The redheaded woman was all Peyton had left of the EIS team she’d taken to the village. She imagined those young agents lying there in their tan service khakis, dead, left alone in the arid, barren land for the animals to pick over. She imagined them being found, hands running over glassy, staring eyes, bodies being zipped up in bags. It was a nightmare for her—to see someone she had deployed come home like that. She thought about them as if they were her own family, her own kids.

Hannah was her only chance to save one of them.

Peyton had done everything she could for her. That made her feel a bit better, a little more hopeful, for the first time since Conner McClain’s men had raided the village.



The camps in Dadaab were sprawling settlements. There were several camps for refugees and a smaller camp for aid agencies. Peyton and Elim had performed the surgery in the aid agency camp.

During that time, there was not much for Desmond to do. With Avery at his side, he ventured out from the long, single-story building that housed the aid agencies, through a gate in a chain-link fence, and into the refugee camps.

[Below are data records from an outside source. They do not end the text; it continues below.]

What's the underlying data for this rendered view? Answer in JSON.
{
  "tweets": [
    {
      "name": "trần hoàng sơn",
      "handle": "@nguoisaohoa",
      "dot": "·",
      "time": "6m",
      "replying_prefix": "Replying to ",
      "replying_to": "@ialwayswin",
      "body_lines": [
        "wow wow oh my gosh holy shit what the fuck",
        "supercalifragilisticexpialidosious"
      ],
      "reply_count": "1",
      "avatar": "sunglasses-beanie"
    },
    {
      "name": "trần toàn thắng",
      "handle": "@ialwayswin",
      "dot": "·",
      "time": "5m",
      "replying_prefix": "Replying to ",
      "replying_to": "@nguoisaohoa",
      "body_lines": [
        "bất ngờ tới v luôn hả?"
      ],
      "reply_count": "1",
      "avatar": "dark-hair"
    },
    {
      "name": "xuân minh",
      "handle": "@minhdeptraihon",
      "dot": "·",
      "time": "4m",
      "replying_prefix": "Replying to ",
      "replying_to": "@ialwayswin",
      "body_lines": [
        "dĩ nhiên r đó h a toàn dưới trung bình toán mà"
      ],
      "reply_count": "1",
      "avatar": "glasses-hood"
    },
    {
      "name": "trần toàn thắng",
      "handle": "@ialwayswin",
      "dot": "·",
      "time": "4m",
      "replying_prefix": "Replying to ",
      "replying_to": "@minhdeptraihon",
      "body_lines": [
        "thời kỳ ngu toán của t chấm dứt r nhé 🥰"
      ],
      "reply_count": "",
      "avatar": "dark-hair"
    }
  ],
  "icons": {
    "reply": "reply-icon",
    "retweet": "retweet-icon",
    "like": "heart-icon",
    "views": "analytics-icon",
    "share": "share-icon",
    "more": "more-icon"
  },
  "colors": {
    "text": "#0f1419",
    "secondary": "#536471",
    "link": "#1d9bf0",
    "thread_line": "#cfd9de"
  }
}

It was good to stretch his legs. The more than two hours in the vibrating helicopter hadn’t done his bruised body any favors. Neither had the welcoming committee who had dragged him to the ground. Several of those men stood guard by the fence, and other armed men were scattered throughout the camp. They stood next to some of the larger buildings, which had been converted to hospitals. “Hospital” isn’t the right word, Desmond thought. They were more like convalescent camps—places where those who were expected to survive were held. The patients who were not faring as well were kept in open camps, lying on blankets and wood platforms.

Screams and moans of agony sounded from every direction. Up ahead a fire burned, consuming the bodies piled upon it. Trucks crisscrossed the camp, collecting bodies and distributing food, water, and medicine. Desmond could see that the refugees were fighting as hard as they could against the virus; he could also see that they were losing. This place was a biological meat grinder, almost too hideous for Desmond to watch.

I did this, he thought. In some way, he was responsible for what was happening here—what would soon be happening around the world.

In Berlin, he had been driven to discover who he was and what had happened to him. Now he had only one desire: to stop this. To save every life he could.

The look on Avery’s face told him she knew exactly what he was thinking.

“It’s not over yet, Des. We’ve got time to turn this around.”

Behind them, a man carrying an AK-47 approached.

“The doctors are out of surgery. They’ve asked for you.”